I only want each wget to retrieve 10 of the files, so I want to use
parallel to put 10 of the files on wget's command line.

I tried specifying the base with -B, but it seems to ignore it.

how do I specify a base with files on the command line?

I've wanted to do this before ..... where several files I want to fetch
are in 1 dir, and I only want to type the dirname 1 time, so how does
one do this in wget?

Thanks...
linda
I'm not sure if this is a question on splitting a list of urls in groups
of 10, or about not typing the domain for each url (paste command
doesn't work?).

Assuming you are using a unix-like shell, you can use:
 wget http://example.org/path/{file1,file2,subfolder/file3,file4}
and that will expand being equivalent to:
 wget http://example.org/path/file1 http://example.org/path/file2
http://example.org/path/subfolder/file3 http://example.org/path/file4

0000
well -- the http address is 80 characters long --
some of the base's pathname chars had  shell unfriendly
chars in them -- to the point that I *had* to put the base URL into
a file and not on the command line (kept running into quoting problems)...
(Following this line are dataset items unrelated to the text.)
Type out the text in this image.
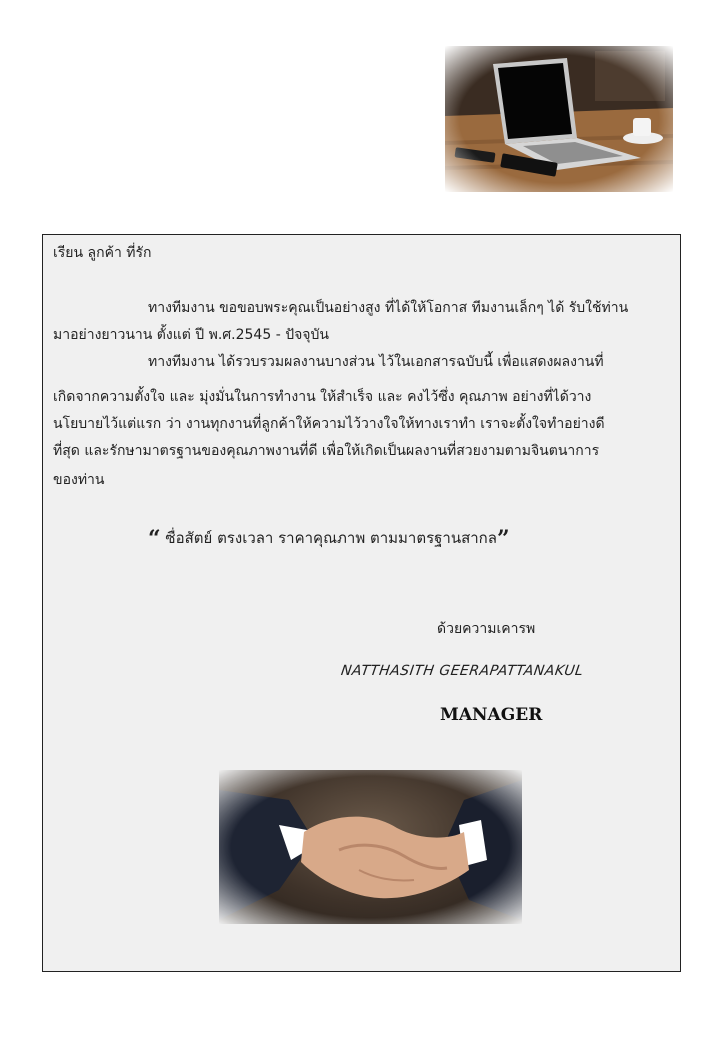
เรียน ลูกค้า ที่รัก
ทางทีมงาน ขอขอบพระคุณเป็นอย่างสูง ที่ได้ให้โอกาส ทีมงานเล็กๆ ได้ รับใช้ท่าน
มาอย่างยาวนาน ตั้งแต่ ปี พ.ศ.2545 - ปัจจุบัน
ทางทีมงาน ได้รวบรวมผลงานบางส่วน ไว้ในเอกสารฉบับนี้ เพื่อแสดงผลงานที่
เกิดจากความตั้งใจ และ มุ่งมั่นในการทำงาน ให้สำเร็จ และ คงไว้ซึ่ง คุณภาพ อย่างที่ได้วาง
นโยบายไว้แต่แรก ว่า งานทุกงานที่ลูกค้าให้ความไว้วางใจให้ทางเราทำ เราจะตั้งใจทำอย่างดี
ที่สุด และรักษามาตรฐานของคุณภาพงานที่ดี เพื่อให้เกิดเป็นผลงานที่สวยงามตามจินตนาการ
ของท่าน
“ ซื่อสัตย์ ตรงเวลา ราคาคุณภาพ ตามมาตรฐานสากล”
ด้วยความเคารพ
NATTHASITH GEERAPATTANAKUL
MANAGER
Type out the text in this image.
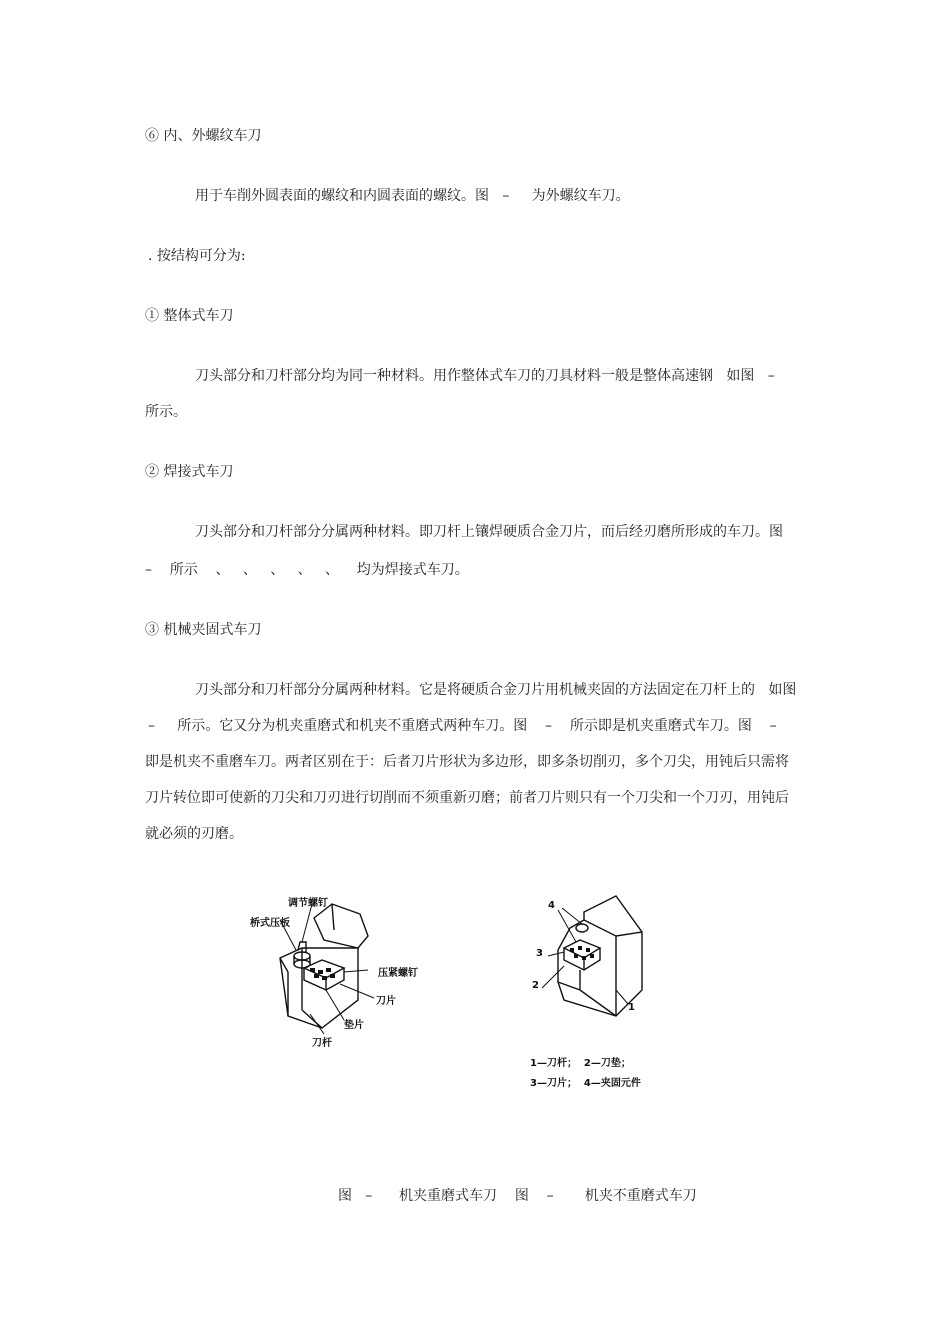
⑥ 内、外螺纹车刀
用于车削外圆表面的螺纹和内圆表面的螺纹。图   –     为外螺纹车刀。
. 按结构可分为:
① 整体式车刀
刀头部分和刀杆部分均为同一种材料。用作整体式车刀的刀具材料一般是整体高速钢   如图   –
所示。
② 焊接式车刀
刀头部分和刀杆部分分属两种材料。即刀杆上镶焊硬质合金刀片，而后经刃磨所形成的车刀。图
–    所示    、   、   、   、   、    均为焊接式车刀。
③ 机械夹固式车刀
刀头部分和刀杆部分分属两种材料。它是将硬质合金刀片用机械夹固的方法固定在刀杆上的   如图
–     所示。它又分为机夹重磨式和机夹不重磨式两种车刀。图    –    所示即是机夹重磨式车刀。图    –
即是机夹不重磨车刀。两者区别在于：后者刀片形状为多边形，即多条切削刃，多个刀尖，用钝后只需将
刀片转位即可使新的刀尖和刀刃进行切削而不须重新刃磨；前者刀片则只有一个刀尖和一个刀刃，用钝后
就必须的刃磨。
调节螺钉
桥式压板
压紧螺钉
刀片
垫片
刀杆
4
3
2
1
1—刀杆；  2—刀垫；
3—刀片；  4—夹固元件
图   –      机夹重磨式车刀    图    –       机夹不重磨式车刀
The filenames were relatively simple (foo.rpm... x.rpm...etc...)..
Try your example with base="http://download.openproject.org/repositories/devel:/languages:/perl/openproject_Factory/src/?release=alpha1.0&lang=en&encoding=binary&source="; and files = package?arch=x86_64&fmt=rpm,name=package1 package?arch=no_arch&fmt=rpm,name=package2, ...

Expand that in a shell... and it doesn't work so well...

Not to mention, doing 10 lines at a time make the lines expand to
over 1360 chars (because the base is 136 chars by itself
exclusive of wget options and the file names...

So I wanted to put the base in a file and just use -B "$(<base)", and put the filenames at the end. -- and not use the shell but use 'parallel', which spawns processes directly, so I don't have to worry about expansion -- (I could have it do expansion by running it with bash -c "command", but if expansion is causing a problem
its a bonus not to incur running a command shell with each iteration)....


Many times, I've had a long URL name that I want to set, then just enter filenames relative to that base.
and with the base being complicated -- I just want to put it in a file...)

I don't see why putting filenames on the command line ignores the -B switch??

I.e. -- what is the purpose served by ignoring a "B" switch the user specifies on the command
line when they fetch files?  Is there a benefit to it being ignored?